— Румы-ыния? — выдохнул Митя, — Так это — Румыния?
Мойше тихо засмеялся.
— А ты что, не знал?
Может быть Мойше прав, а может быть и нет. Все митино существо стремилось бежать как можно дальше от своей тюрьмы, конечно, он был далек от того, чтобы недооценивать эсэсовцев, но все-таки, в огромном лесу его найти будет труднее, чем в замке у себя под носом. Но с другой стороны, может быть им и не придет в голову искать его у себя под носом! И потом, в замке остались Таня и Януш, и Мари-Луиз, и эти двое драчунов. Всех их ждет жуткая смерть, и надо как-то попытаться спасти их… Ну хоть кого-нибудь!
Ведь если жертв выводят на ночь глядя в сад и оставляют там без присмотра (надо только выяснить, действительно ли — без присмотра), можно будет отогнать вампира серебряной дубинкой и спасти жертву, отвести ее в то тайное место, что приготовил Мойше и спрятать там.
— Пошли! — Мойше потянул задумавшегося Митю за собой, — Тут рядом скамейка.
Не надо было ходить смотреть на эту скамейку. Надо было скользнуть краешком, по самой стеночке из одной двери в другую, забраться в потаенное место и сидеть там тихонечко! Зачем испытывать судьбу, отправляясь навстречу опасности? Глупо и странно это со стороны мальчиков, нахлебавшихся уже этой опасности, набоявшихся на несколько жизней вперед!
Малышка Мари-Луиз стояла на скамейке на коленях, положив головку на плечо одетому в черный плащ мужчине. Тоненькая ручка, обнимающая мужчину за шею была необыкновенно белой, как будто даже светилась. Они разговаривали, но тихо-тихо, так, что мальчики разбирали только голоса — один тоненький детский, другой глубокий, завораживающий.
Митя и Мойше замерли там, где стояли, не в силах шевельнуться, их самих как будто заворожил этот бархатный голос, они стояли и смотрели, и видели все.
Видели, как мужчина склонился над Мари-Луиз, будто хотел ее поцеловать и — поцеловал, но не в губы, а в шею. Мари-Луиз засмеялась радостно, как будто серебряный колокольчик зазвенел, потом вдруг застонала, тяжело и утробно, как стонет женщина в миг высочайшего экстаза, выгнулась, сжала тоненькими пальчиками темную ткань.
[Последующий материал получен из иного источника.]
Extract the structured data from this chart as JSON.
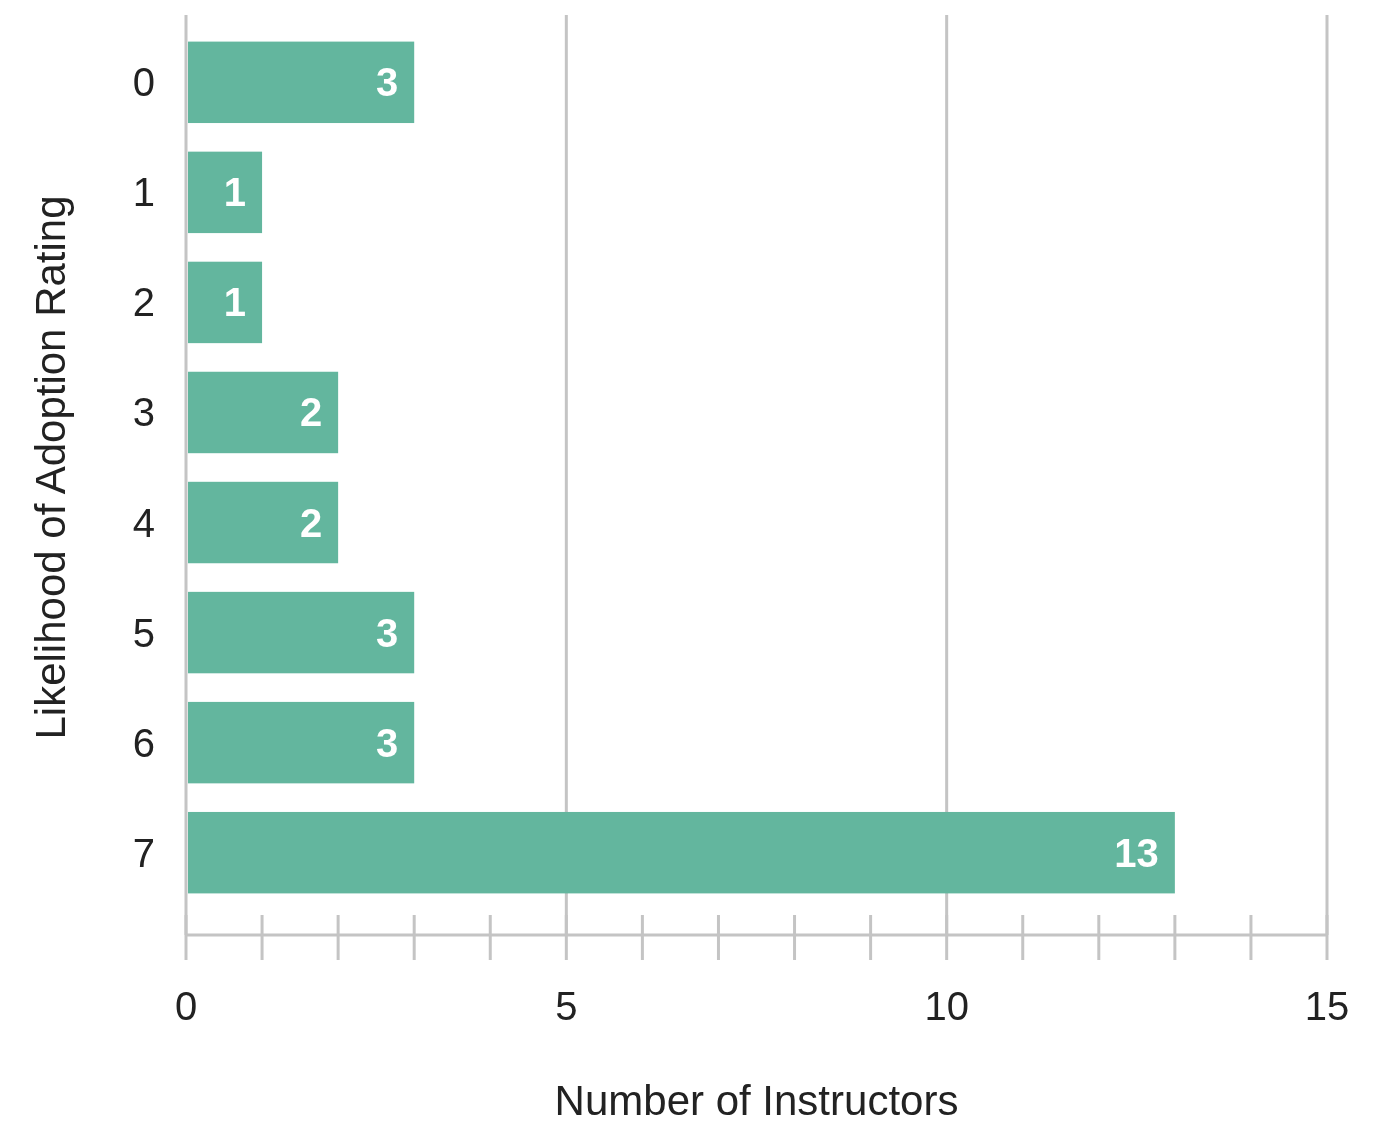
{
  "chart_data": {
    "type": "bar",
    "orientation": "horizontal",
    "xlabel": "Number of Instructors",
    "ylabel": "Likelihood of Adoption Rating",
    "categories": [
      "0",
      "1",
      "2",
      "3",
      "4",
      "5",
      "6",
      "7"
    ],
    "values": [
      3,
      1,
      1,
      2,
      2,
      3,
      3,
      13
    ],
    "color": "#63b69e",
    "data_labels": true,
    "xlim": [
      0,
      15
    ],
    "xticks": [
      0,
      5,
      10,
      15
    ],
    "grid": "x"
  }
}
Минута… другая… целая вечность — и пальчики разжались, дрогнули как будто в судороге, замерли, и обнимавшая мужчину ручка упала с его плеча, безжизненно повисла.
Мужчина прервал свой невероятно долгий поцелуй, посмотрел на бледное личико девочки с нежной улыбкой, как мог бы смотреть любящий отец на своего спящего ребенка, легонько провел кончиком пальцев по раскрытым посиневшим губам, по растрепавшимся шелковым волосам, заглянул в последний раз в остекленевшие глаза и осторожно положил девочку на скамейку.